Battle State Machine

// battle-state.ts
type BattleState =
  | 'idle'
  | 'matchmaking'
  | 'avatar_select'
  | 'beat_select'
  | 'countdown'
  | 'round_active'
  | 'round_transition'
  | 'voting'
  | 'results'
  | 'complete';

interface Battle {
  id: string;
  state: BattleState;
  players: [Player, Player];
  currentRound: number;
  rounds: Round[];
  beat: Beat;
  votes: Vote[];
  recording: Recording | null;
}

interface Round {
  player: 'A' | 'B';
  duration: number;  // seconds
  audio: Blob | null;
  transcript: string | null;
}

📡 WebRTC Architecture

Cloudflare Calls handles the WebRTC infrastructure for real-time streaming.
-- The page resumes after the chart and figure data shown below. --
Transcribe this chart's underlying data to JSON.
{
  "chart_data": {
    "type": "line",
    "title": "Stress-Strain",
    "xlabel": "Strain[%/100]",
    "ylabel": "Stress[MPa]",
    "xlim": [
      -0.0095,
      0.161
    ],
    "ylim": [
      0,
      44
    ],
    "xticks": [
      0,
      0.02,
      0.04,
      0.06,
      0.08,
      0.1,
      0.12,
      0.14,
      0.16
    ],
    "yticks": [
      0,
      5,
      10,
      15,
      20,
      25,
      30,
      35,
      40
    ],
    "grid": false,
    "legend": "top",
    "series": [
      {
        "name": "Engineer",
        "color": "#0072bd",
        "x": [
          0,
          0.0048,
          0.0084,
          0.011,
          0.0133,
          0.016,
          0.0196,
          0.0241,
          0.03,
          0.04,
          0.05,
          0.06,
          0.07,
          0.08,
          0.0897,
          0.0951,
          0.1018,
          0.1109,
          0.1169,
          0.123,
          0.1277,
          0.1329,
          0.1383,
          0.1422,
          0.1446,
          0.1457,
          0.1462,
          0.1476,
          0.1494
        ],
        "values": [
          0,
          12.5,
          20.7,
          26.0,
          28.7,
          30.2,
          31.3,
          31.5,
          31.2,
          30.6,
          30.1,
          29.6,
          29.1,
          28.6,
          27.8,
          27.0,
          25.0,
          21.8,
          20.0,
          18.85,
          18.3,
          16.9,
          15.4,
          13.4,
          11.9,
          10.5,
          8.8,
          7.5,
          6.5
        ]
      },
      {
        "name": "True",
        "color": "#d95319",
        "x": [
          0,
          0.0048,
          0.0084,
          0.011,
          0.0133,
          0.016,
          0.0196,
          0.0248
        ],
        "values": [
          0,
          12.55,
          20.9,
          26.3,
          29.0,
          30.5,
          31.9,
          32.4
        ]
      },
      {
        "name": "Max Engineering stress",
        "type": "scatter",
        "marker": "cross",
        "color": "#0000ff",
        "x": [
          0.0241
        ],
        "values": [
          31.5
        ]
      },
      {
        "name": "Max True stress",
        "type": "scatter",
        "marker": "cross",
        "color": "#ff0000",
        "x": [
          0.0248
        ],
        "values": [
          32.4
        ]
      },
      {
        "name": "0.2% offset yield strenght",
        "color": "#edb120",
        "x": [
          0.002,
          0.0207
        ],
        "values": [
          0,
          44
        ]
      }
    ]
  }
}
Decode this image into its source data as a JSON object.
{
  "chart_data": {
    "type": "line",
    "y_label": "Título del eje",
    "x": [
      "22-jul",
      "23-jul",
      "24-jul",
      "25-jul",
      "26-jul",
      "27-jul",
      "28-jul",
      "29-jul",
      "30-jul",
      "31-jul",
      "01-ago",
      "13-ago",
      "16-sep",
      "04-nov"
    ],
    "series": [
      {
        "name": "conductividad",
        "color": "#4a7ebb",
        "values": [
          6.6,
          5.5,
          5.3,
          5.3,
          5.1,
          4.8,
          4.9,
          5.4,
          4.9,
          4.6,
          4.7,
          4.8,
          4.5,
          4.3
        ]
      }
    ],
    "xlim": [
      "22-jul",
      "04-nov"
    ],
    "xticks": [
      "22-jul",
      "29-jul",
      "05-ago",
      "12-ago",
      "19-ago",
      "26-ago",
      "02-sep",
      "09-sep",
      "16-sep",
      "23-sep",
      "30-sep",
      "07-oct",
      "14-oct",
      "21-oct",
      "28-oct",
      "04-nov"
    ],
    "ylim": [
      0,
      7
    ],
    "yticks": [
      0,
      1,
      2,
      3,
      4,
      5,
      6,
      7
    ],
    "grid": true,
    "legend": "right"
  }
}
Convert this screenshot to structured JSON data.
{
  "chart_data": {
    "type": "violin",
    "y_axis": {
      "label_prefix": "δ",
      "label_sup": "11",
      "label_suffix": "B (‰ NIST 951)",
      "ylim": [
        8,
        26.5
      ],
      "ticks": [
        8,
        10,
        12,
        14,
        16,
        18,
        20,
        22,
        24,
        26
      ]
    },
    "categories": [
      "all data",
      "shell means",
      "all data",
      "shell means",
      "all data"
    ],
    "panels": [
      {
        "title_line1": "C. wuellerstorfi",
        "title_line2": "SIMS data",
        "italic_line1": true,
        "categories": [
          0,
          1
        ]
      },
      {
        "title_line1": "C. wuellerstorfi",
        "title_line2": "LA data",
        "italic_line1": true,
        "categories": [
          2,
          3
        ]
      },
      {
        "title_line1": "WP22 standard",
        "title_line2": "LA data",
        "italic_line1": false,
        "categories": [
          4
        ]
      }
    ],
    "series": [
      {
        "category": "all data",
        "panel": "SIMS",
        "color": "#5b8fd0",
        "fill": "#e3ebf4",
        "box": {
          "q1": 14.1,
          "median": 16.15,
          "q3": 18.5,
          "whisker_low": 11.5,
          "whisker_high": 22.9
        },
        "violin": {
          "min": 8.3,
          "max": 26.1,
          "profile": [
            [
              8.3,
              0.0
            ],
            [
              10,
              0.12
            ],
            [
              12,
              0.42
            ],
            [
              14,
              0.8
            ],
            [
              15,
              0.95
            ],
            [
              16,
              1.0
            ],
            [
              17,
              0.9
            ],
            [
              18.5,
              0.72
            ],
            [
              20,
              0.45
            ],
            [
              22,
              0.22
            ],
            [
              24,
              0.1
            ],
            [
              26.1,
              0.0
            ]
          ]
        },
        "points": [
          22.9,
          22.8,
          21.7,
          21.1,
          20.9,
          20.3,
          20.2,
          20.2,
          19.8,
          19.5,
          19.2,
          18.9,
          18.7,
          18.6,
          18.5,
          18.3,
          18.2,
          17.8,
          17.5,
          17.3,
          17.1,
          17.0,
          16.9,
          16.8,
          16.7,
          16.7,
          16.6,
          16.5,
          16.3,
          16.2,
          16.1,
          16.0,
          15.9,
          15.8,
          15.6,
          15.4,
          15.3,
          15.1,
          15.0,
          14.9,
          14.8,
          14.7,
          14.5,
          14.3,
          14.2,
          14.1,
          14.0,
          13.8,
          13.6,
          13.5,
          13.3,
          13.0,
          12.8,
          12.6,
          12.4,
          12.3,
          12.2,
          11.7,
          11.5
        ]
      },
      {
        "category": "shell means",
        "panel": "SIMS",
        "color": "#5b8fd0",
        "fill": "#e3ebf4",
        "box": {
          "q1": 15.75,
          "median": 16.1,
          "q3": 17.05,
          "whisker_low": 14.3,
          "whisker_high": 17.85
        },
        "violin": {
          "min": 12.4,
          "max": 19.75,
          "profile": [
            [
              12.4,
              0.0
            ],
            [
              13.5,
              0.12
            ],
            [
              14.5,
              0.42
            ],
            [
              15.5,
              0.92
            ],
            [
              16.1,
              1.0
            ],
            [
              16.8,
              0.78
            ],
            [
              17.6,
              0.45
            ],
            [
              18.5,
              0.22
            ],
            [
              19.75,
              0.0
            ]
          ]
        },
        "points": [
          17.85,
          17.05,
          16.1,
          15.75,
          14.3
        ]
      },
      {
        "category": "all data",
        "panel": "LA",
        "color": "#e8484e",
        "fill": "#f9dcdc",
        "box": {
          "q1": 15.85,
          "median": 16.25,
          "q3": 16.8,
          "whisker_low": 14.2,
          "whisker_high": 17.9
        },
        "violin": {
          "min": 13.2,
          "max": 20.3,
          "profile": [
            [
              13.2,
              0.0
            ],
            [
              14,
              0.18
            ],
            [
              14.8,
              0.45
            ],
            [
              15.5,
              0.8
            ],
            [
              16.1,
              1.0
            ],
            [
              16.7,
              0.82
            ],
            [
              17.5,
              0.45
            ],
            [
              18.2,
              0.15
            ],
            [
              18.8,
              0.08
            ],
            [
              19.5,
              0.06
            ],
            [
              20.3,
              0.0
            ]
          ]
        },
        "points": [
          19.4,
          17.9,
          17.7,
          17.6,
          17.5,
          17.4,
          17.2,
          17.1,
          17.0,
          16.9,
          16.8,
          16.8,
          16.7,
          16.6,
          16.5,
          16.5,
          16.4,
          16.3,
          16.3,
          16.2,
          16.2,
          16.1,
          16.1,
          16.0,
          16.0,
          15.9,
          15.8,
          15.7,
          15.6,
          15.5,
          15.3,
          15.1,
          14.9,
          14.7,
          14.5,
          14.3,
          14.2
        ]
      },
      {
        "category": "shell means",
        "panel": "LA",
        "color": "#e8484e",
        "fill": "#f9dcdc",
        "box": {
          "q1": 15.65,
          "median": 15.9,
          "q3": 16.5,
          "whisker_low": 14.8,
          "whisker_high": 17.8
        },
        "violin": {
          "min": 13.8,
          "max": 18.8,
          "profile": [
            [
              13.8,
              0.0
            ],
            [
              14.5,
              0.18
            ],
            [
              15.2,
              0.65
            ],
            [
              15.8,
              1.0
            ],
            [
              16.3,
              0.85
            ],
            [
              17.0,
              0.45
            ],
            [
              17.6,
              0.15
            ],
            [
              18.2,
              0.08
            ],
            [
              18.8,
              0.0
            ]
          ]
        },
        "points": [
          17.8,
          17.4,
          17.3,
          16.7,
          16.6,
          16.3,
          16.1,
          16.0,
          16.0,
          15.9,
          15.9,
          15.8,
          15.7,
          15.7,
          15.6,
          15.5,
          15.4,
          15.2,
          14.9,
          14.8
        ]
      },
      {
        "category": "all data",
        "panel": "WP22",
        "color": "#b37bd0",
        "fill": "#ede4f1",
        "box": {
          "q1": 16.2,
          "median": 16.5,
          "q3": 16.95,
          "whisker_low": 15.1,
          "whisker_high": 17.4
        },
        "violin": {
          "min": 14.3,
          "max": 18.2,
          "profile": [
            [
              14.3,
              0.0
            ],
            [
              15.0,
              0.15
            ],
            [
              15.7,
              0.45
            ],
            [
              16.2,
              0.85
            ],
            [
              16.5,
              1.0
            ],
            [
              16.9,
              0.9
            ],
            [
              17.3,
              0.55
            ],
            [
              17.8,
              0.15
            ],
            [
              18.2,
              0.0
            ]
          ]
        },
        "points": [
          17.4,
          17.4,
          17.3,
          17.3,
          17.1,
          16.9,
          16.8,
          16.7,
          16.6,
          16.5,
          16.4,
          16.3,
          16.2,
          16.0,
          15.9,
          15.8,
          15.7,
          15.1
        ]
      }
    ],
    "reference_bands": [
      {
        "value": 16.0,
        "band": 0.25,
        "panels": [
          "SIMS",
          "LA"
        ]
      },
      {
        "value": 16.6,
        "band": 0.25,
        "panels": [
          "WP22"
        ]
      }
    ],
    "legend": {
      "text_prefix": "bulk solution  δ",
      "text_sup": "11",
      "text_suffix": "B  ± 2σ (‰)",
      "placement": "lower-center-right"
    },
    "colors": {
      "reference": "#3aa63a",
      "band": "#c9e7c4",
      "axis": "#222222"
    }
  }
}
┌─────────────┐ ┌─────────────────────┐ ┌─────────────┐ │ Player A │◀───────▶│ Cloudflare Calls │◀───────▶│ Player B │ │ (WebRTC) │ │ (TURN/SFU) │ │ (WebRTC) │ └─────────────┘ └─────────────────────┘ └─────────────┘ │ ▼ ┌─────────────────────┐ │ Spectators (N) │ │ (WebRTC viewers) │ └─────────────────────┘

Cloudflare Calls Integration

// webrtc.ts
class BattleRTC {
  private localStream: MediaStream | null = null;
  private peerConnection: RTCPeerConnection | null = null;

  async joinBattle(battleId: string, userId: string) {
    // Get Cloudflare Calls session token
    const response = await fetch('/api/battle/join', {
      method: 'POST',
      body: JSON.stringify({ battleId, userId })
    });
    const { iceServers, sessionId } = await response.json();

    // Setup peer connection with Cloudflare TURN
    this.peerConnection = new RTCPeerConnection({ iceServers });

    // Get user media (audio only for voice)
    this.localStream = await navigator.mediaDevices.getUserMedia({
      audio: {
        echoCancellation: true,
        noiseSuppression: true,
        autoGainControl: true
      },
      video: false  // Avatar renders locally
    });

    // Add tracks to connection
    this.localStream.getTracks().forEach(track => {
      this.peerConnection!.addTrack(track, this.localStream!);
    });
  }

  async startRecording(): Promise<MediaRecorder> {
    const combinedStream = new MediaStream([
      ...this.localStream!.getAudioTracks(),
      // Canvas capture for avatar
      this.avatarCanvas.captureStream(30).getVideoTracks()[0]
    ]);

    return new MediaRecorder(combinedStream, {
      mimeType: 'video/webm;codecs=vp9,opus'
    });
  }
}

🏆 Ranking System

Rank	ELO Range	Badge
Bronze	0 - 999	🥉
Silver	1000 - 1499	🥈
Gold	1500 - 1999	🥇
Platinum	2000 - 2499	💎
Diamond	2500+	👑

ELO Calculation

// elo.ts
function calculateEloChange(
  winnerElo: number,
  loserElo: number,
  kFactor: number = 32
): { winner: number; loser: number } {
  const expectedWin = 1 / (1 + Math.pow(10, (loserElo - winnerElo) / 400));
  const change = Math.round(kFactor * (1 - expectedWin));

  return {
    winner: winnerElo + change,
    loser: Math.max(0, loserElo - change)
  };
}

💰 Cost Estimates

Component	Cost (10K battles/mo)
Cloudflare Calls (WebRTC)	$50 (100GB @ $0.05/GB)
Recording Storage (R2)	$15 (1TB @ $0.015/GB)
Whisper Transcription	$10 (Workers AI)
Avatar Assets (R2)	$5
Total	~$80/mo

🚀 MVP Scope

Phase 1 (Post-MVP)

1v1 battles only
3 preset avatars
Basic voice effects (pitch only)
Simple ELO ranking
Audio-only lip sync

Phase 2

Avatar customization
Camera-based lip sync
RVC voice cloning
Spectator mode
Battle clips for sharing

Phase 3

Tournament mode
AI judges (Gemini analysis)
Monetization (avatar skins)
Leaderboards
Battle highlights

⚠️

Development Note: Avatar Battles is a post-MVP feature. Focus on core DAW first, then add battle mode in v1.1.